Saya bertanya kepada engkau: DENGAN TIMBANGAN APA ENGKAU MENILAI MANUSIA JIKA ENGKAU TIDAK MENGERTI ILMU YANG BERMANFAAT?!Apakah engkau akan menimbangnya dengan hawa nafsu atau dengan apa yang dikatakan syaikh fulan kepadamu?! Kalau syaikh fulan mencabut perkataannya, apakah engkau pun ikut mencabutnya, dan jika dia membantah suatu kelompok maka engkau pun ikut membantahnya?! JADI YANG BENAR ADALAH HARUS DENGAN CARA MENGGABUNGKAN YANG INI DAN YANG ITU.

Sedangkan jenis yang lain yaitu orang-orang yang mementingkan ilmu, tetapi tidak memperhatikan sama sekali terhadap ta’dil.Maka ini adalah jenis yang menurut pandangan saya lebih mending dari jenis yang pertama, karena jenis yang pertama mencemburkan diri di dalam perkara-perkara yang bukan bidangnya untuk mencemburkan diri, tetapi jenis yang kedua ini telah menghancurkan sisi lain yang sangat penting.

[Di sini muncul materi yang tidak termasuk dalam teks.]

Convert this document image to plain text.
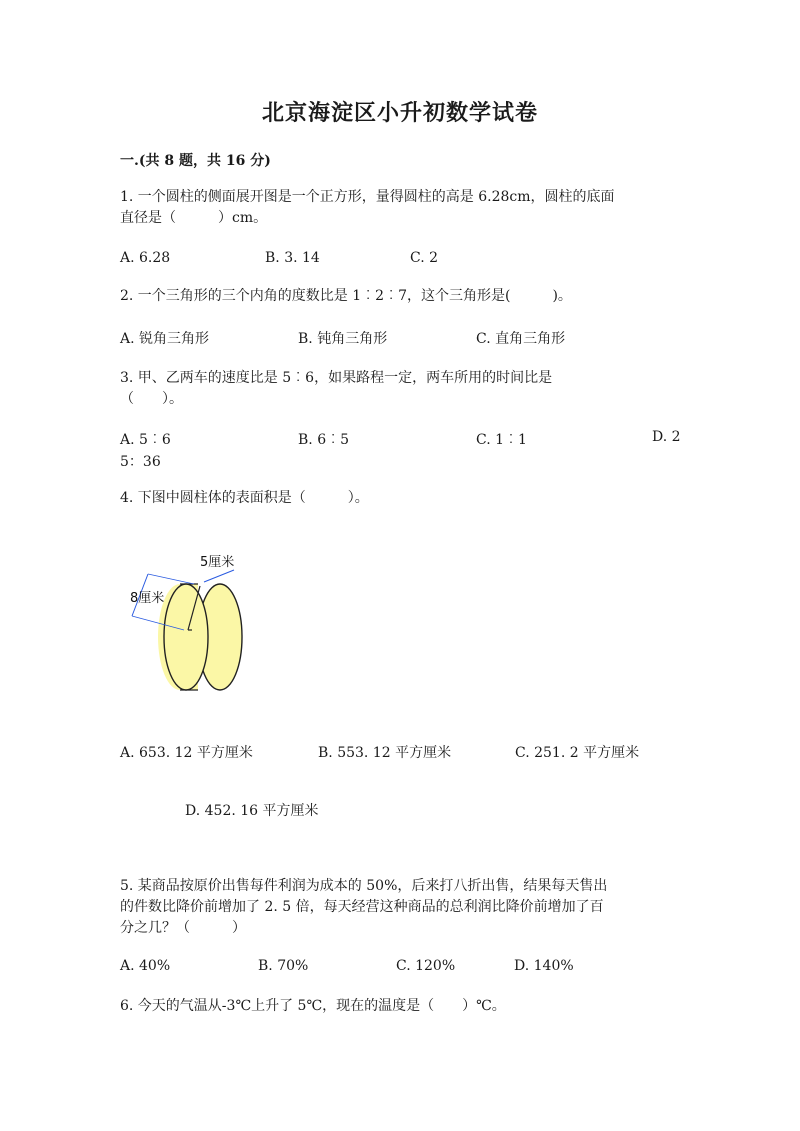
北京海淀区小升初数学试卷
一.(共 8 题，共 16 分)
1. 一个圆柱的侧面展开图是一个正方形，量得圆柱的高是 6.28cm，圆柱的底面
直径是（　　　）cm。
A. 6.28	B. 3. 14	C. 2
2. 一个三角形的三个内角的度数比是 1︰2︰7，这个三角形是(　　　)。
A. 锐角三角形	B. 钝角三角形	C. 直角三角形
3. 甲、乙两车的速度比是 5︰6，如果路程一定，两车所用的时间比是
（　　）。
A. 5︰6	B. 6︰5	C. 1︰1	D. 2
5：36
4. 下图中圆柱体的表面积是（　　　）。
5厘米
8厘米
A. 653. 12 平方厘米	B. 553. 12 平方厘米	C. 251. 2 平方厘米
D. 452. 16 平方厘米
5. 某商品按原价出售每件利润为成本的 50%，后来打八折出售，结果每天售出
的件数比降价前增加了 2. 5 倍，每天经营这种商品的总利润比降价前增加了百
分之几？（　　　）
A. 40%	B. 70%	C. 120%	D. 140%
6. 今天的气温从-3℃上升了 5℃，现在的温度是（　　）℃。
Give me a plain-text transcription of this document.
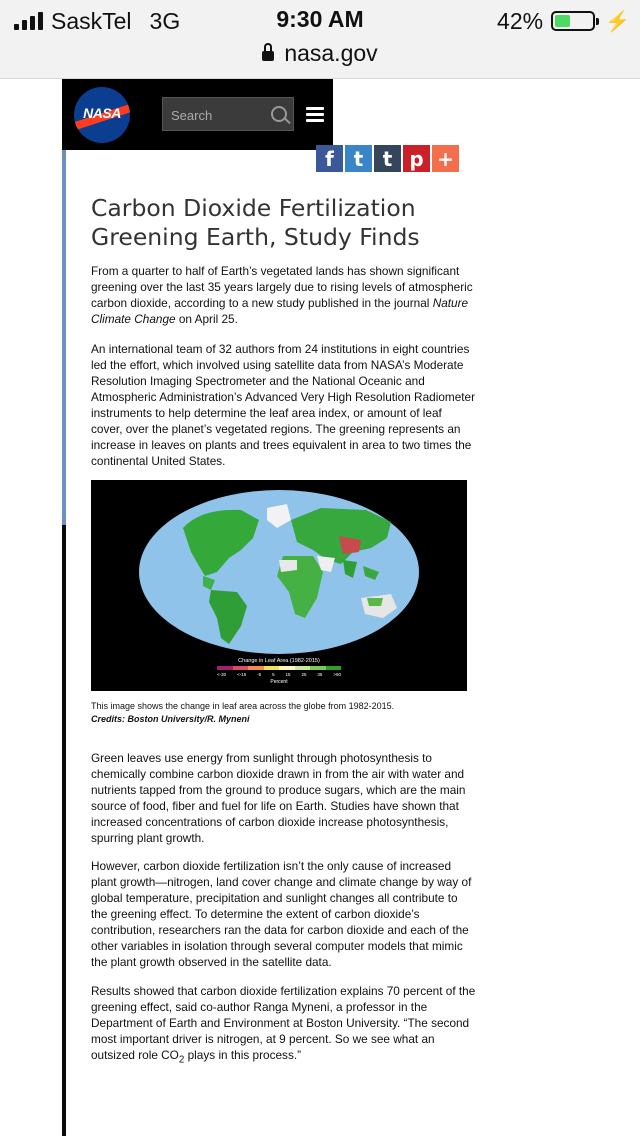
SaskTel 3G	9:30 AM	42%	⚡
nasa.gov
NASA
Search
f t t p +
Carbon Dioxide Fertilization
Greening Earth, Study Finds

From a quarter to half of Earth’s vegetated lands has shown significant greening over the last 35 years largely due to rising levels of atmospheric carbon dioxide, according to a new study published in the journal Nature Climate Change on April 25.

An international team of 32 authors from 24 institutions in eight countries led the effort, which involved using satellite data from NASA’s Moderate Resolution Imaging Spectrometer and the National Oceanic and Atmospheric Administration’s Advanced Very High Resolution Radiometer instruments to help determine the leaf area index, or amount of leaf cover, over the planet’s vegetated regions. The greening represents an increase in leaves on plants and trees equivalent in area to two times the continental United States.

Change in Leaf Area (1982-2015)
<-30 <-15 -5 5 15 25 35 >50
Percent
This image shows the change in leaf area across the globe from 1982-2015.
Credits: Boston University/R. Myneni

Green leaves use energy from sunlight through photosynthesis to chemically combine carbon dioxide drawn in from the air with water and nutrients tapped from the ground to produce sugars, which are the main source of food, fiber and fuel for life on Earth. Studies have shown that increased concentrations of carbon dioxide increase photosynthesis, spurring plant growth.

However, carbon dioxide fertilization isn’t the only cause of increased plant growth—nitrogen, land cover change and climate change by way of global temperature, precipitation and sunlight changes all contribute to the greening effect. To determine the extent of carbon dioxide’s contribution, researchers ran the data for carbon dioxide and each of the other variables in isolation through several computer models that mimic the plant growth observed in the satellite data.

Results showed that carbon dioxide fertilization explains 70 percent of the greening effect, said co-author Ranga Myneni, a professor in the Department of Earth and Environment at Boston University. “The second most important driver is nitrogen, at 9 percent. So we see what an outsized role $CO_2$ plays in this process.”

RISALAH SAUDARA KITA BAKR BIN ‘ABDILLAH ABU ZAID YANG BERJUDUL TASHNIFUN NAAS BAINAZH ZHAN WAL YAQIN TERANGGAP TULISAN YANG PALING BURUK YANG DIA TULIS. Banyak dari tulisan-tulisannya -dengan memuji Allah- teranggap termasuk tulisan-tulisan yang terbaik, semoga Allah membalasnya dengan kebaikan.

Adapun dengan menghancurkan jarh wa ta’dil, maka sesungguhnya Allah Azza wa Jalla telah berfirman di dalam kitab-Nya yang mulia:

وَلاَ تُطِعْ كُلَّ حَلاَّفٍ مَهِيْنٍ. هَمَّازٍ مَشَّاءٍ بِنَمِيْمٍ. مَنَّاعٍ لِلْخَيْرِ مُعْتَدٍ أَثِيْمٍ. عُتُلٍّ بَعْدَ ذَلِكَ زَنِيْمٍ.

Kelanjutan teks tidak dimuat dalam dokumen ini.